Когда она вернулась в дом, я лежал на кровати, задумчиво разглядывая деревянный потолок.
– Как-то странно все это, – проговорил я. – И почему нас никто не ищет?
– Ищут, только в лесу. Опосля, когда на волка наткнутся, или на мою дурную кобылу, поймут, что сюда надо бы двигать.
– Ложись, – я похлопал рукой по перине рядом с собой. – Нам поспать надобно. Вдруг до волка искатели не доберутся, ночь все-таки на дворе. Тогда нам с утреца самим придется домой добираться.
Екатерина с сомнением посмотрела на кровать, потом на меня, и, вздохнув, все-таки легла на самый краешек. Руки в покое перестали донимать болью, и я даже не заметил, как заснул.
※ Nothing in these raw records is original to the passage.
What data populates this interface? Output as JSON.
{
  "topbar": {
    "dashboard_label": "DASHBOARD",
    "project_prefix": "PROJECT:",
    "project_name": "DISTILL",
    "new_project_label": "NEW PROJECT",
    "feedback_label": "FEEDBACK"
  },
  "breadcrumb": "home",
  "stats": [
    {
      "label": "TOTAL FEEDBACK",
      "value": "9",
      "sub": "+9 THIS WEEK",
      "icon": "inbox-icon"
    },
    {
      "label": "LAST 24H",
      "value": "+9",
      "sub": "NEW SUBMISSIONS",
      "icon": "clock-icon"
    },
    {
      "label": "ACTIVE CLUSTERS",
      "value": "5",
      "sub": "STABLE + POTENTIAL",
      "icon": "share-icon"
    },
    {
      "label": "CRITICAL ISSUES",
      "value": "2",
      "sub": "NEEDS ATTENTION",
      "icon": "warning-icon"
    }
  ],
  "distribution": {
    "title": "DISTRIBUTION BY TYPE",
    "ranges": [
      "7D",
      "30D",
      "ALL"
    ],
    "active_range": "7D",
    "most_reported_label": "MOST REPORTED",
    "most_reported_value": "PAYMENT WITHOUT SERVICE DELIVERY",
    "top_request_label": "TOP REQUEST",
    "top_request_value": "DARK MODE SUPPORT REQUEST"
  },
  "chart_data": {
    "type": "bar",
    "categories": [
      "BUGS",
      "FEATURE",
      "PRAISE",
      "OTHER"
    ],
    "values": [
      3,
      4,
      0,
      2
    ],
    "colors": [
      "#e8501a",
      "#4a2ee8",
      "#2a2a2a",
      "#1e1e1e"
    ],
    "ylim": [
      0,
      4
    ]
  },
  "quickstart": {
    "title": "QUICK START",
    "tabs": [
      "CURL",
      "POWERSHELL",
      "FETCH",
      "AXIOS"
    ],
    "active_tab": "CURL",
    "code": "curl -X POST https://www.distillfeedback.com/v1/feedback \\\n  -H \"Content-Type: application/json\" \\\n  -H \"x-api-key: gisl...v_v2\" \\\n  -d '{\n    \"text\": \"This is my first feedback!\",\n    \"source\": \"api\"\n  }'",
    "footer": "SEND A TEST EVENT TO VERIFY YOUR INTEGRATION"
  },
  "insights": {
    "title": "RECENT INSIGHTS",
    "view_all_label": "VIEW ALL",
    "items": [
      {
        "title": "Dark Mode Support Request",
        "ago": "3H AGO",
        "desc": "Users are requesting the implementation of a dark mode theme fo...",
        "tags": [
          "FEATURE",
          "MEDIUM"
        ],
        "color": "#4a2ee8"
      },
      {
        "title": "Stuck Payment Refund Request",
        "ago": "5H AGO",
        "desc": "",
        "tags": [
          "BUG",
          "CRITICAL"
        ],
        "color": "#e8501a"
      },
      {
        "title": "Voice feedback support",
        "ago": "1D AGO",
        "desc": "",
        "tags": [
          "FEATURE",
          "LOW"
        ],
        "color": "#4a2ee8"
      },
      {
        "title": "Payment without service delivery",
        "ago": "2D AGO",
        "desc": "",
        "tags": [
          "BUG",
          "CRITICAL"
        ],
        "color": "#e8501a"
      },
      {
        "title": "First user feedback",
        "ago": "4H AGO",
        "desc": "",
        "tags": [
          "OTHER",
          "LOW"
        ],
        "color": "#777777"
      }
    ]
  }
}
– Катька! Ты что натворила, курва! Сама императрицей стать вознамерилась? – пронзительный женский голос вырвал меня из крепкого сна. Не понимая, где я нахожусь и почему кто-то орет над моей постелью, я приподнял голову, сонно щурясь и пытаясь сообразить, что происходит. Почувствовав на плече какую-то постороннюю тяжесть, я скосил глаза в ту сторону. Екатерина Долгорукая во сне, видимо, замерзла и, ища тепла, подкатилась ко мне под бок, использовав мое плечо в качестве подушки. Подушка так себе была, твердая, к тому же она отлежала мне плечо, и его теперь словно иголками прокалывало. А Джейн Уорд все-таки была права: бесконечные охоты и другие физические упражнения сделали тело Петра развитым не по годам – пропорциональным, мускулистым и все еще по-мальчишески гибким. Я отмечал это, разглядывая свою грудь, с которой в это время поднималась блондинистая головка, обладательница которой тоже пока не соображала, в каком мире она находится.
– Ах ты девка гулящая, блудница вавилонская!
Я посмотрел на указывающий перст бледного Алексея Григорьевича Долгорукова, и тут на меня словно ушат воды вылили. Что? Долгорукие? Они нас нашли, а мы мирно в одной койке спим, да и еще… Я снова посмотрел на свою обнаженную грудь, живот и приспущенные, лишенные поддержки ремня штаны и едва не начал грязно материться. Сев на кровати, я уже было попробовал донести до отца, что это всего лишь досадное недоразумение. И он бы послушал, потому что для Алексея Долгорукова подобный финт также стал весьма неприятной неожиданностью, ведь что теперь с австрияками делать, одному из которых Катька обещана, если бы не одно маленькое «но». Я захлопнул уже открывшийся для оправданий рот, потому как с ужасом заметил, что белые простыни довольно обильно испачканы кровью. Прекрасно понимая, что это моя кровь, и что она натекла на кровать, когда я катался по ней, едва не теряя сознание от боли, я также понимал, что для столпившихся вокруг родичей девушки это оправданием никак не будет являться, пока Катерину не осмотрит медикус и не подтвердит ее девственность.